Under CIA interrogation, al-Libi admitted that when he was promoted to succeed Mohammed, he received the word through a courier.

But he made up a name for the courier and denied knowing al-Kuwaiti, a denial that was so adamant and unbelievable that the CIA took it as a lie.


Finally, Khalid Sheikh Mohammed himself admitted that he knew the courier. Held at Guantanamo Bay, he had been waterboarded 183 times without identifiying Ahmed.

It was only later under conventional interrogation techniques that he admitted he knew him - though he still did not surrender a full name or where the courier could be found.

The CIA were then convinced that if they found Abu Ahmed they would find Bin Laden.

Scores of agents scoured Pakistan and Afghanistan for the merest whisper of Ahmed's whereabouts.

When Ahmed was finally tracked down, he was driving a white Suzuki in Peshawar, a frontier town with a high population of Al Qaeda sympathisers.

CIA agents followed him to a compound in the northeast Pakistani town of Abbottabad, where al-Libi had once lived. It had 18ft high walls, barbed wire, and no telephone or internet connections.

Without confirmation and with little to go on, the CIA became convinced they had finally found the world's most wanted man.
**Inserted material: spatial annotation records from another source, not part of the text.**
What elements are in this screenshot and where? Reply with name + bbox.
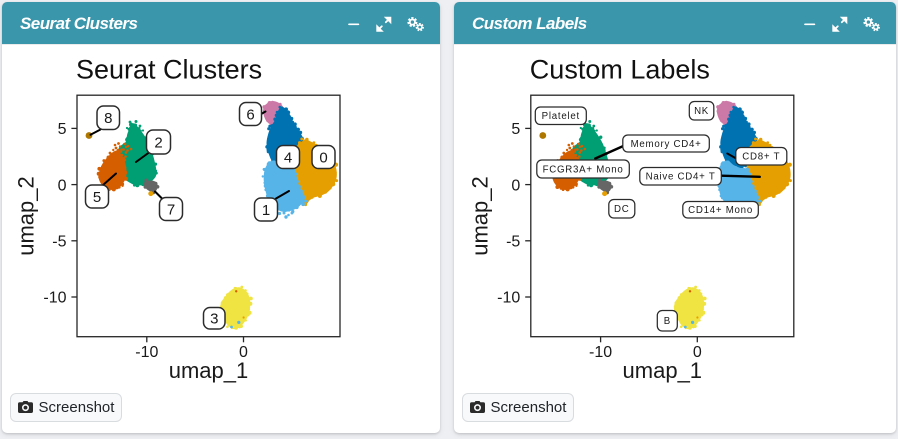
svg-text:7: 7: [167, 201, 175, 218]
svg-text:NK: NK: [694, 106, 709, 117]
svg-text:Custom Labels: Custom Labels: [530, 55, 710, 85]
svg-text:5: 5: [511, 121, 520, 138]
svg-text:umap_1: umap_1: [169, 358, 249, 383]
svg-text:5: 5: [93, 189, 101, 206]
svg-text:B: B: [664, 316, 671, 327]
svg-text:-5: -5: [52, 234, 66, 251]
svg-text:3: 3: [210, 311, 218, 328]
svg-text:DC: DC: [614, 204, 630, 215]
svg-text:CD14+ Mono: CD14+ Mono: [688, 205, 753, 216]
svg-text:-5: -5: [506, 234, 520, 251]
svg-text:FCGR3A+ Mono: FCGR3A+ Mono: [543, 165, 624, 176]
svg-text:CD8+ T: CD8+ T: [742, 152, 780, 163]
svg-text:2: 2: [154, 134, 162, 151]
svg-text:-10: -10: [43, 290, 66, 307]
svg-text:-10: -10: [589, 344, 612, 361]
svg-text:-10: -10: [135, 344, 158, 361]
svg-text:Memory CD4+: Memory CD4+: [631, 139, 702, 150]
svg-text:6: 6: [246, 106, 254, 123]
svg-text:Platelet: Platelet: [542, 111, 580, 122]
svg-text:0: 0: [319, 149, 327, 166]
svg-text:0: 0: [239, 344, 248, 361]
svg-text:umap_2: umap_2: [14, 176, 39, 256]
svg-text:-10: -10: [497, 290, 520, 307]
svg-text:0: 0: [58, 177, 67, 194]
svg-text:Seurat Clusters: Seurat Clusters: [76, 55, 262, 85]
svg-text:8: 8: [104, 110, 112, 127]
svg-text:Naive CD4+ T: Naive CD4+ T: [646, 172, 716, 183]
svg-text:0: 0: [511, 177, 520, 194]
svg-text:4: 4: [284, 149, 292, 166]
svg-text:umap_2: umap_2: [467, 176, 492, 256]
svg-text:1: 1: [262, 202, 270, 219]
svg-text:0: 0: [693, 344, 702, 361]
svg-text:umap_1: umap_1: [623, 358, 703, 383]
svg-text:5: 5: [58, 121, 67, 138]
Despite doubts about Pakistanti trustworthiness, British Prime Minister David Cameron have his backing to Mr Zardari today.
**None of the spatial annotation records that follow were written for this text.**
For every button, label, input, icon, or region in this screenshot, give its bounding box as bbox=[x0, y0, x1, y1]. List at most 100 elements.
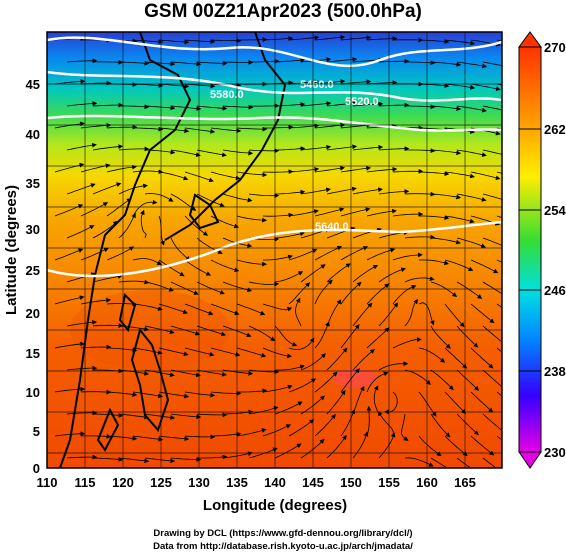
streamline bbox=[92, 144, 124, 151]
streamline bbox=[262, 169, 294, 175]
streamline bbox=[274, 325, 298, 347]
streamline bbox=[326, 57, 358, 63]
streamline bbox=[263, 124, 294, 130]
y-tick-label: 5 bbox=[33, 424, 40, 439]
streamline bbox=[444, 215, 475, 224]
streamline bbox=[196, 281, 225, 295]
streamline bbox=[170, 61, 202, 67]
streamline bbox=[392, 252, 423, 261]
streamline bbox=[210, 431, 242, 437]
streamline bbox=[378, 267, 406, 283]
streamline bbox=[92, 457, 124, 462]
colorbar-label: 254 bbox=[544, 203, 566, 218]
plot-frame bbox=[46, 31, 503, 469]
streamline bbox=[340, 368, 360, 393]
streamline bbox=[418, 39, 450, 44]
streamline bbox=[496, 303, 502, 309]
streamline bbox=[378, 302, 399, 327]
streamline bbox=[132, 303, 163, 311]
streamline bbox=[54, 248, 84, 261]
streamline bbox=[352, 264, 379, 283]
streamline bbox=[80, 389, 112, 395]
streamline bbox=[170, 457, 202, 462]
streamline bbox=[340, 165, 372, 173]
streamline bbox=[132, 258, 162, 266]
streamline bbox=[196, 412, 228, 418]
streamline bbox=[196, 61, 228, 66]
y-axis-label: Latitude (degrees) bbox=[3, 185, 20, 315]
streamline bbox=[430, 457, 448, 468]
streamline bbox=[418, 347, 446, 363]
streamline bbox=[80, 122, 112, 129]
streamline bbox=[405, 148, 436, 154]
streamline bbox=[430, 281, 458, 297]
streamline bbox=[419, 215, 450, 221]
streamline bbox=[456, 281, 483, 299]
streamline bbox=[456, 369, 480, 391]
streamline bbox=[288, 123, 320, 129]
colorbar-label: 230 bbox=[544, 445, 566, 460]
streamline bbox=[274, 271, 304, 283]
streamline bbox=[248, 325, 276, 342]
streamline bbox=[274, 57, 306, 63]
streamline bbox=[80, 434, 112, 439]
x-axis: 110 115 120 125 130 135 140 145 150 155 … bbox=[37, 475, 476, 490]
streamline bbox=[92, 220, 118, 239]
streamline bbox=[170, 105, 202, 111]
streamline bbox=[326, 263, 351, 283]
streamline bbox=[118, 369, 150, 376]
streamline bbox=[92, 102, 124, 108]
streamline bbox=[236, 171, 268, 178]
streamline bbox=[184, 171, 214, 183]
streamline bbox=[288, 419, 315, 437]
streamline bbox=[158, 303, 188, 315]
streamline bbox=[184, 215, 209, 236]
x-tick-label: 165 bbox=[454, 475, 476, 490]
x-tick-label: 115 bbox=[75, 475, 96, 490]
streamline bbox=[401, 413, 409, 442]
streamline bbox=[262, 303, 293, 312]
streamlines bbox=[54, 34, 502, 468]
streamline bbox=[66, 225, 95, 239]
streamline bbox=[456, 325, 479, 348]
streamline bbox=[300, 438, 325, 459]
streamline bbox=[470, 347, 494, 369]
streamline bbox=[274, 189, 306, 195]
streamline bbox=[170, 237, 191, 261]
streamline bbox=[470, 435, 495, 456]
y-tick-label: 40 bbox=[26, 127, 40, 142]
streamline bbox=[340, 281, 362, 305]
streamline bbox=[378, 432, 396, 459]
streamline bbox=[430, 237, 461, 245]
streamline bbox=[444, 347, 468, 369]
streamline bbox=[236, 215, 267, 223]
streamline bbox=[366, 327, 390, 349]
streamline bbox=[405, 104, 436, 110]
streamline bbox=[482, 413, 502, 434]
streamline bbox=[496, 259, 502, 263]
streamline bbox=[288, 167, 320, 173]
streamline bbox=[196, 149, 227, 158]
streamline bbox=[326, 434, 347, 459]
streamline bbox=[248, 281, 280, 287]
streamline bbox=[444, 303, 465, 328]
streamline bbox=[275, 364, 305, 371]
streamline bbox=[210, 303, 240, 316]
contour-label-5640: 5640.0 bbox=[315, 221, 349, 233]
streamline bbox=[404, 234, 436, 240]
streamline bbox=[106, 301, 138, 307]
streamline bbox=[106, 347, 138, 353]
y-tick-label: 10 bbox=[26, 385, 40, 400]
streamline bbox=[444, 435, 468, 457]
streamline bbox=[54, 79, 86, 85]
streamline bbox=[274, 231, 305, 239]
streamline bbox=[300, 353, 326, 371]
colorbar: 270 262 254 246 238 230 bbox=[518, 31, 566, 469]
streamline bbox=[496, 391, 502, 397]
streamline bbox=[340, 207, 371, 217]
streamline bbox=[80, 344, 112, 350]
streamline bbox=[352, 101, 384, 107]
streamline bbox=[430, 105, 462, 111]
streamline bbox=[66, 183, 96, 195]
He said that the mission that led to the death of Osama bin Laden was 'justified, lawful and right' and represented a 'massive step forward' in tackling terrorism.

'There are lots of questions that need to be asked. And we should be tough in asking those questions,' he told BBC Radio 5 Live.

'But we should deal with what we do know. And we do know that the Pakistan political leadership is fighting terrorism, we do know that country has suffered.

'We should work with those forces in Pakistan that want us to combat terrorism and extremism and make democracy take hold in that country. That is in our national interest.

'We could go down the other route of just having a flaming great row with Pakistan over this. I think that would achieve nothing.'

Mr Cameron, who sparked a major row with Pakistan earlier this year when he accused the regime of looking 'both ways' on terrorism, said 'the world is incomparably a better place without' Bin Laden.

But as Pakistan hits back over the criticism, Zadari and his Prime Minister Yusuf Raza Gilani have already made clear their strong feelings on the mission in a telephone conversation with Cameron yesterday.

'As far as they were concerned, Bin Laden was a foreigner who had no business being in Pakistan, who brought nothing but misery to their country,' said Mr Cameron.